34話 約束の門
まだ少し雪の残る門までの道を、僕たち3人は無言で歩く。
村の門が視界に入ってくると、ローゼンは既に到着していた。
僕は手を挙げ、「ローゼン――」
隣を歩く母に、唐突に両肩を掴まれた。
母は唇をわなわなと震わせ、目に涙を蓄えている。
「……カイン。お願いだから、もう少しだけいてちょうだい。あと半年でも1ヶ月でも良いから……!」
そして崩れ落ちるように膝をつき、ボロボロと涙を流す母の姿に胸がギュッと締め付けられたように苦しくなる。
「母さん……」
「やめなさい……」
父は母の肩に手を置くと、優しく母を宥める。
「母さん、いきなり出て行ってごめん。でも、僕はアリスに約束をしたんだ。
"オータスみたいに強くなって、魔術学院を卒業する時に迎えにいく"って……。
まだ英雄ほど強くはなってないけど、約束を守りに行きたい」
母は震える声で、絞り出すように続ける。
「あなたが"オータスみたいな英雄になる"って言った時、私は……嬉しかったのよ。
ああ、カインはたくましく育っていくんだなって。あの時、本当に……」
オータスの英雄譚を始めて読み聞かせてくれた夜の光景が脳裏をよぎった。
蝋燭の灯りだけが照らす薄暗い部屋。
あの時「みんなを守る」と誓った時、頭の中には母さんの姿があったことを今でも覚えている。

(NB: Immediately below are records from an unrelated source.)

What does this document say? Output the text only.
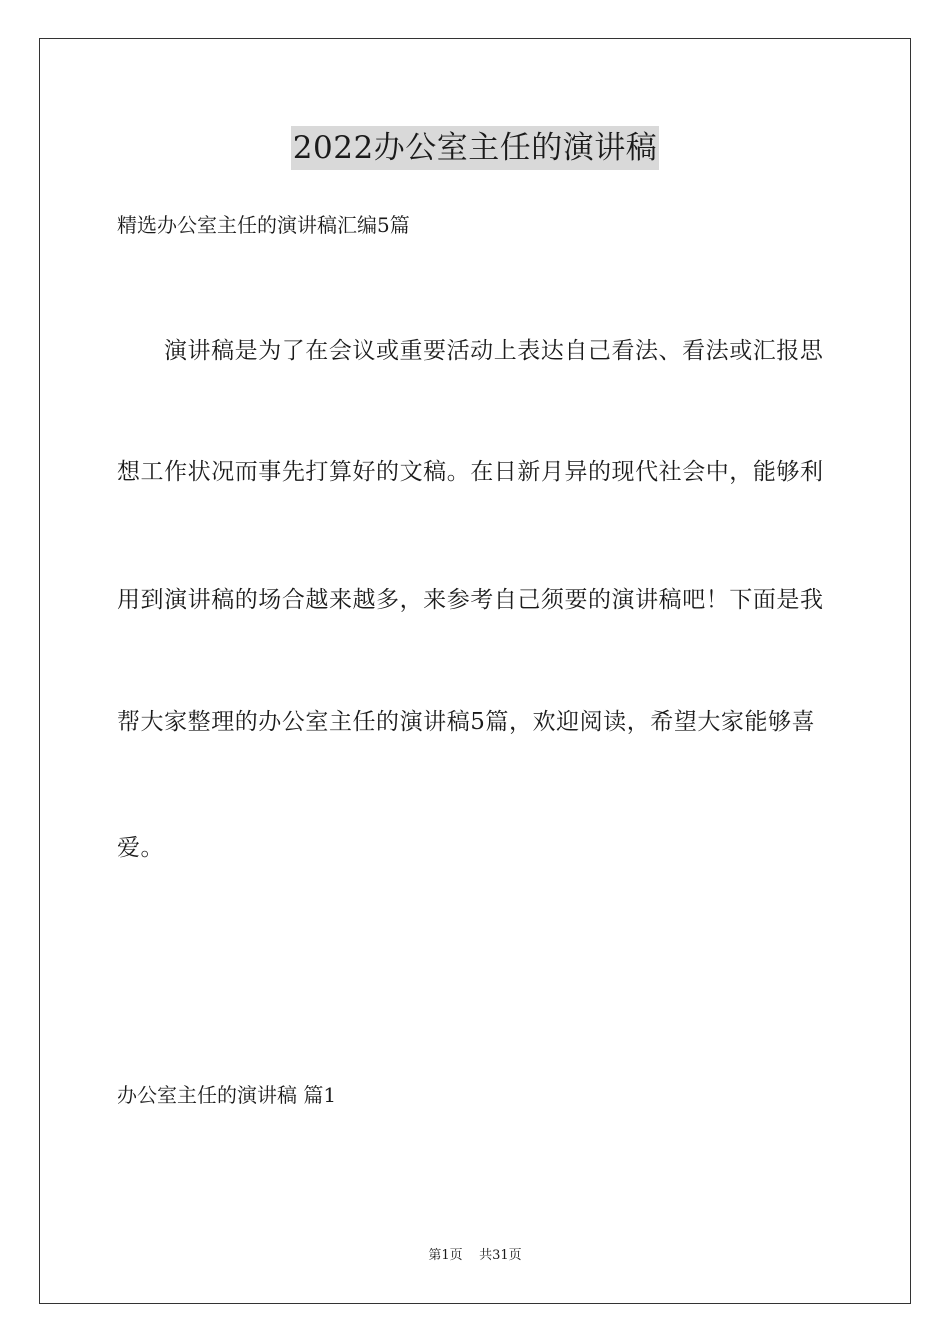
2022办公室主任的演讲稿
精选办公室主任的演讲稿汇编5篇
演讲稿是为了在会议或重要活动上表达自己看法、看法或汇报思
想工作状况而事先打算好的文稿。在日新月异的现代社会中，能够利
用到演讲稿的场合越来越多，来参考自己须要的演讲稿吧！下面是我
帮大家整理的办公室主任的演讲稿5篇，欢迎阅读，希望大家能够喜
爱。
办公室主任的演讲稿 篇1
第1页 共31页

「でもね、本当はずっと怖かった。あなたが危険な世界に巻き込まれていくんじゃないかって……。あなたがこの家から出て行くことが……、何よりも怖かったの」
母は頬を伝う涙を拭う。
だが、溢れる涙がとめどなく頬を濡らす。
「それでもね、あなたが友達との約束のために頑張ってきたって聞いて、あなたの芯はあの頃と変わっていないって気がついた。あなたなら、きっとアリスちゃんが認めるような英雄になれるわ」
再び僕の肩に置かれた手が震えていた。
だけど――。
「母さん、僕……この家がちゃんと好きだよ」
「知ってるわよ……」
「……今朝のメルンパン、やっぱり最高に美味しかった」
「……もうっ」
それでも僕は、この村を出る。アリスを迎えに行く約束のために――。
「たまには帰ってくるよ」
「その時は、早めに連絡するのよ」
僕は黙って頷いた。
それから、僕たち3人は再び門に向かって歩き始める。
「ちゃんと、帰ってくるのよ」
「うん。帰るよ。絶対に――」
僕たちはローゼンに合流する。
「ローゼン君、カインをよろしくね」
気丈に振る舞いながらも涙を湛える母の言葉に、ローゼンは無言で、力強く頷く。
行ってきます――。
僕がそう言おうとした時、父が声を発した。
「カイン。これも持って行きなさい」
手渡されたのは麻袋。
大きさの割にはズシリと重たかった。
「……これは?」
「お守りみたいなものだ」
そして父は僕の背中に手を回すと、力強く引き寄せた。
力強くも暖かな父の胸の感触が伝わる。
少しの間そうしてから離れると、今度は僕の両肩に手を置き、じっと目を見つめてきた。何も言わず、その姿を記憶に焼き付けるように――。
そうだ。これが最後かもしれない。
僕も父の目をじっと見返す。その目には優しくも力強さが宿っていた。
しばらくそうした父は、「頑張れよ」と僕の肩に乗せた手に力を込めた。
この目で、この手で――、今まで僕たちを守ってくれていたのだ。
「――うん。行ってくる」
その一言だけを残して、僕は振り返らずに村を後に――。
「私もやる……!」
母は涙をボロボロと流しながら、飛びつくように抱きついてきた。
「ははは! 握手会じゃないんだぞ」と父。
「うるさーい!」
子供のように感情を表現する母を、僕はこの時初めて見た。
もしかしたら今まで母親のように努めていたのだろうか。
そんな母を僕は抱きしめ返す。
僕の身長はいつの間にか母を追い越していたようだ。
震える母の体は余計に小さく感じた。
母が僕から離れるのを待ち、僕は父に向き合う。
「父さん、母さんをよろしくね」
父は静かに笑うと、「それが父さんの役目だよ」と返しながらローゼンに向き合う。
「ローゼン君も、頑張ってくるんだよ」
父はローゼンにも麻袋を手渡す。ローゼンはそれを真顔で受け取った。
「カインだけは、無事に返します」
僕たちのやりとりを見て何を感じたのか、そんなことを言うローゼンを父は抱きしめる。
「そんなことはいい。君も無事に帰ってきなさい」
「うん……。ありがとう――。いつも、本当に」
この時ローゼンはどんな表情をしていたのだろうか。
父の体に隠れて、僕からは見えなかった。